Elbow dysplasia is a congenital issue and generally affects large breed dogs. The humerus, radius and ulna bones that make up the dog's elbow do not fit together perfectly leading to areas of abnormally high contact pressure and pain. Elbow Dysplasia is an over-arching term that refers to multiple problems that affect your dog's elbow. The other disorders that are considered elbow dysplasia are:
- Fragmented medial coronoid process (FCP)
- Osteochondritis dissecans (OCD)
- Ununited anconeal process (UAP)
- Medial compartment disease
What are the Symptoms of Canine Elbow Dysplasia?
Regardless of which of the 4 forms of elbow dysplasia your dog has, the symptoms are the same.
- Forearm lameness or stiffness (usually worse after exercise and difficult to spot if both elbows are affected)
- Less enthusiasm to go for walks or play.
- Front paws pointing outwards and/or elbows held at a strange angle.
- Swollen, puffy elbows (in severe cases)

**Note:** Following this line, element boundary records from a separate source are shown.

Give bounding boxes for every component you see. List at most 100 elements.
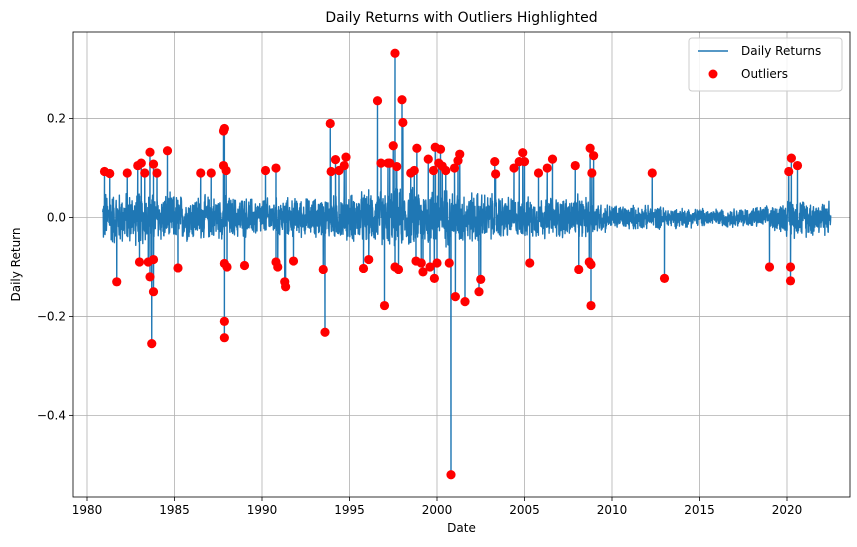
- outlier-point: [260, 165, 271, 176]
- outlier-point: [412, 143, 422, 153]
- x-tick-label: 2010: [597, 503, 628, 517]
- outlier-point: [409, 165, 419, 176]
- outlier-point: [148, 254, 159, 265]
- outlier-point: [393, 264, 404, 275]
- outlier-point: [547, 154, 558, 164]
- outlier-point: [140, 168, 150, 178]
- x-axis-ticks: 1980 1985 1990 1995 2000 2005 2010 2015 2020: [72, 497, 803, 517]
- legend-label-daily-returns: Daily Returns: [741, 44, 821, 58]
- y-axis-ticks: −0.4 −0.2 0.0 0.2: [37, 112, 73, 422]
- legend: Daily Returns Outliers: [688, 37, 843, 92]
- outlier-point: [273, 262, 283, 272]
- outlier-point: [239, 260, 250, 271]
- outlier-point: [326, 166, 336, 177]
- outlier-point: [792, 160, 803, 171]
- outlier-point: [441, 165, 451, 176]
- y-tick-label: 0.2: [47, 112, 66, 126]
- outlier-point: [390, 48, 400, 58]
- x-tick-label: 2020: [772, 503, 803, 517]
- outlier-point: [339, 160, 349, 171]
- outlier-point: [449, 163, 460, 173]
- x-tick-label: 1985: [159, 503, 190, 517]
- outlier-point: [145, 272, 155, 282]
- chart-title: Daily Returns with Outliers Highlighted: [325, 10, 597, 26]
- x-tick-label: 2015: [684, 503, 715, 517]
- outlier-point: [425, 262, 435, 272]
- x-axis-title: Date: [447, 521, 476, 535]
- outlier-point: [152, 168, 162, 178]
- outlier-point: [416, 258, 426, 268]
- outlier-point: [145, 147, 155, 157]
- x-tick-label: 1990: [247, 503, 278, 517]
- daily-returns-line: [102, 52, 832, 476]
- outlier-point: [271, 163, 281, 173]
- outlier-point: [112, 277, 122, 287]
- outlier-point: [542, 163, 552, 173]
- outlier-point: [288, 256, 299, 266]
- outlier-point: [476, 274, 486, 284]
- outlier-point: [519, 157, 530, 167]
- outlier-point: [586, 300, 596, 311]
- x-tick-label: 2005: [509, 503, 540, 517]
- outlier-point: [589, 151, 599, 161]
- outlier-point: [525, 258, 535, 268]
- outlier-point: [450, 292, 460, 302]
- y-tick-label: 0.0: [47, 211, 66, 225]
- outlier-point: [318, 264, 328, 275]
- outlier-point: [460, 297, 470, 307]
- outlier-point: [397, 95, 407, 105]
- outlier-point: [162, 146, 173, 156]
- outlier-point: [474, 287, 484, 297]
- outlier-point: [196, 168, 206, 178]
- outlier-point: [219, 123, 229, 134]
- outlier-point: [281, 282, 291, 292]
- outlier-point: [136, 158, 146, 168]
- outlier-point: [428, 165, 439, 176]
- y-axis-title: Daily Return: [9, 228, 23, 302]
- outlier-point: [105, 168, 115, 179]
- outlier-point: [491, 169, 501, 179]
- outlier-point: [432, 258, 442, 268]
- outlier-point: [786, 153, 796, 163]
- outlier-point: [509, 163, 519, 173]
- outlier-point: [585, 143, 595, 153]
- outlier-point: [574, 264, 584, 275]
- y-tick-label: −0.2: [37, 309, 66, 323]
- outlier-point: [444, 258, 454, 268]
- outlier-point: [219, 316, 229, 326]
- outlier-point: [784, 166, 794, 177]
- outlier-point: [446, 470, 456, 480]
- outlier-point: [388, 141, 398, 151]
- outlier-point: [429, 273, 439, 283]
- outlier-point: [764, 262, 775, 272]
- outlier-point: [586, 259, 596, 270]
- plot-frame: [72, 31, 851, 498]
- outlier-point: [222, 262, 232, 272]
- outlier-point: [379, 300, 390, 311]
- x-tick-label: 1995: [334, 503, 365, 517]
- legend-label-outliers: Outliers: [741, 67, 788, 81]
- outlier-point: [325, 118, 335, 129]
- outlier-point: [320, 327, 330, 337]
- outlier-point: [455, 149, 465, 159]
- outlier-point: [364, 254, 374, 265]
- outlier-point: [148, 287, 159, 297]
- outliers-series: [99, 48, 803, 480]
- outlier-point: [341, 152, 351, 162]
- outlier-point: [423, 154, 433, 164]
- outlier-point: [418, 267, 428, 277]
- legend-marker-swatch: [708, 69, 718, 79]
- outlier-point: [435, 144, 446, 154]
- outlier-point: [122, 168, 132, 178]
- x-tick-label: 1980: [72, 503, 103, 517]
- outlier-point: [148, 159, 159, 169]
- outlier-point: [518, 148, 528, 158]
- outlier-point: [490, 157, 500, 167]
- outlier-point: [372, 96, 383, 106]
- outlier-point: [659, 273, 670, 283]
- outlier-point: [392, 161, 402, 172]
- grid: [73, 32, 850, 497]
- outlier-point: [147, 339, 157, 349]
- outlier-point: [221, 165, 231, 176]
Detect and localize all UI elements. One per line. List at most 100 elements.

Most dogs will start to show symptoms between 5 and 18 months of age but with more mild forms the symptoms may not show until arthritis has developed. Elbow dysplasia is not a curable condition and symptoms will have to managed throughout your dog's lifetime.
Treatment and Management
In order to diagnose and determine which form of elbow dysplasia your pup has, your veterinarian will have to perform X-Rays. Depending on the severity of the condition of your dog's joint there are a few ways to proceed with treatment.

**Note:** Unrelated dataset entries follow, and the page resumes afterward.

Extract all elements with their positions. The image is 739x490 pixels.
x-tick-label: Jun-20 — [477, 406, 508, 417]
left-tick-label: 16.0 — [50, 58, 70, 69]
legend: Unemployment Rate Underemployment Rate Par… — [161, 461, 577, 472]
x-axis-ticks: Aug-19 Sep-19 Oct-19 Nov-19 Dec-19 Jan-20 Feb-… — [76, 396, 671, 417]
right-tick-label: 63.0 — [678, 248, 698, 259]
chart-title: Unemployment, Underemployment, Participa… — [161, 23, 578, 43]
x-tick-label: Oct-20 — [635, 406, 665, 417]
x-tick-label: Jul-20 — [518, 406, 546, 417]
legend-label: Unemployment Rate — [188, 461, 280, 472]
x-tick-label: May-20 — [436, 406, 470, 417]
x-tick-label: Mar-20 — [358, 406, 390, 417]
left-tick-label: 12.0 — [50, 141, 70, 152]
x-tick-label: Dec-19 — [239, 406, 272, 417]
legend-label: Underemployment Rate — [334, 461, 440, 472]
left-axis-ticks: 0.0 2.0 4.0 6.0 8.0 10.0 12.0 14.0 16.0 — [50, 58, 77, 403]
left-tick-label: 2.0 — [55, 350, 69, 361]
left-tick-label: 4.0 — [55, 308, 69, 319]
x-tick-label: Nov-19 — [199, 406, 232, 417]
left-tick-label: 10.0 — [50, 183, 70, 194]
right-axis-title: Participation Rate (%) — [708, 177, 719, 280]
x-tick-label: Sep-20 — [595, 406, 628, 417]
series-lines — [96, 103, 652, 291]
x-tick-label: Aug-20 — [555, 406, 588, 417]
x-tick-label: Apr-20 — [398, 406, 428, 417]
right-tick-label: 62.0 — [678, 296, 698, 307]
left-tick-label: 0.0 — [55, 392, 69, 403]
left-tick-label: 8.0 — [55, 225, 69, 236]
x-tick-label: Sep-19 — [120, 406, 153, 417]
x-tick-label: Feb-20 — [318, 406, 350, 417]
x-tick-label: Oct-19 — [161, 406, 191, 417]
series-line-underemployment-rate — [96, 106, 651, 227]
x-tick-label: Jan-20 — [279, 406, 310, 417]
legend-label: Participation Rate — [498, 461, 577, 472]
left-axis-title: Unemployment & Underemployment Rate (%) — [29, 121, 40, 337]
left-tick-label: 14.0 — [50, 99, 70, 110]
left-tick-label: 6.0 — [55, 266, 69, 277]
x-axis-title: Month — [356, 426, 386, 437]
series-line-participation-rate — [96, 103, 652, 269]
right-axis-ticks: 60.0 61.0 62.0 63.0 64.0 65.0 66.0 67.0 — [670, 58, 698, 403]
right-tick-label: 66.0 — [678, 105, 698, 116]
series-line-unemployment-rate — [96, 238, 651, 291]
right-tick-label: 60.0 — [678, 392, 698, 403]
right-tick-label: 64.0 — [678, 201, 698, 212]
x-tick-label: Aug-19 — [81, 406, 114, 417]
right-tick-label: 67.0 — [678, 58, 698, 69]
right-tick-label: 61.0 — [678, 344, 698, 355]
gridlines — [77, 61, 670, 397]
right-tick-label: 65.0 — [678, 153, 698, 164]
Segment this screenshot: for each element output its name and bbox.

Arthroscopy surgery is the best method for handling extreme elbow dysplasia cases as it is minimally invasive and allows the veterinary surgeon to see the true extent of the damaged elbow. The surgeon will surgically introduce an arthroscope scope that shows images of the joint. Using those images, the surgeon can repair the damage and file down the cartilage malformations.

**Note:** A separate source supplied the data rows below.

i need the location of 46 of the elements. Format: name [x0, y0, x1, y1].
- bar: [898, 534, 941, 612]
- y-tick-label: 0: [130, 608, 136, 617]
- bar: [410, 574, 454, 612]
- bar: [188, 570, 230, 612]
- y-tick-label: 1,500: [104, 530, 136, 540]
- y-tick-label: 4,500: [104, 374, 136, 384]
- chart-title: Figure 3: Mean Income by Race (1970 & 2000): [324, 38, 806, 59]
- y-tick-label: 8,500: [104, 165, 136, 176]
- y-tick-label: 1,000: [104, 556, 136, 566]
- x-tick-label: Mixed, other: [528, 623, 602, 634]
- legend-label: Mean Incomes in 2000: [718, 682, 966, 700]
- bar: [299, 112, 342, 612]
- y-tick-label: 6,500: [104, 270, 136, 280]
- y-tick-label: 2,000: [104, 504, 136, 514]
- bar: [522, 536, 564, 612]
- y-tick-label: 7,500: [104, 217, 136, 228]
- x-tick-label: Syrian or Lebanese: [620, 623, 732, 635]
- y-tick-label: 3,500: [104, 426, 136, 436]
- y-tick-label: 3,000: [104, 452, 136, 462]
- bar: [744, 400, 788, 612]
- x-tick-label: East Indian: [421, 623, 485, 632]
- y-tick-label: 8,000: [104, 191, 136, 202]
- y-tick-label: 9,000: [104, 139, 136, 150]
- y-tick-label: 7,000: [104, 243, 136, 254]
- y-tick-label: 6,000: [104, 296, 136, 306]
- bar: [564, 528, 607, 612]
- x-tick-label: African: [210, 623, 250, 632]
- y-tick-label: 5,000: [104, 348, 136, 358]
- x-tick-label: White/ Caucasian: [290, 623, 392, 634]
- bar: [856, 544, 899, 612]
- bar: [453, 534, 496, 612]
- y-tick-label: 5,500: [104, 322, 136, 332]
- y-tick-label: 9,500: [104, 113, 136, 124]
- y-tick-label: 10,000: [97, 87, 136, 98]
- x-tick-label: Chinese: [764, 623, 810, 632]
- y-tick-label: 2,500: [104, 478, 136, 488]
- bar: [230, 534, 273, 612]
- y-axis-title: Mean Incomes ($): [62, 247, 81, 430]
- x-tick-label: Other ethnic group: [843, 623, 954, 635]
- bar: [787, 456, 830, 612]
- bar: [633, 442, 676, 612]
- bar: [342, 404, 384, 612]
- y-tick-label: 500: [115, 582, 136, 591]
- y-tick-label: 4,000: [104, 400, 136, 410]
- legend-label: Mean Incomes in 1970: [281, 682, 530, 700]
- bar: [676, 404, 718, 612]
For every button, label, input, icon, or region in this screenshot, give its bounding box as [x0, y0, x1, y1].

Elbow replacement surgery is currently being developed and researched but it is still a long way out. It may take years for a workable surgical solution to make its way to a veterinary specialty hospital near you
Whether or not your dog gets surgery, elbow dysplasia is a lifelong condition. You will need to keep careful control of their body weight and make sure they are not putting on weight that will add extra pressure to the elbow joint. Control the exercise, avoid extreme activities like running, turning at high speeds, chasing a balls, rough and tumble play with other dogs, and jumping and landing on the front legs.
Physical therapy is highly recommenced. Hydrotherapy is great as it works the muscles while the buoyancy from the water keeps weight off of the elbow and can help manage your dogs weight. You can also consider an elbow brace to give extra support and structure to the joint while you take your dog on walks or durning playtime.
Include dietary supplements such as omega-3-fatty acids, glucosamine and chondroitin sulphate into your pets diet. These supplements can help relieve some of the joint discomfort and stiffness. Finally, your vet may give you some prescription anti-inflammatory medication to reduce swelling.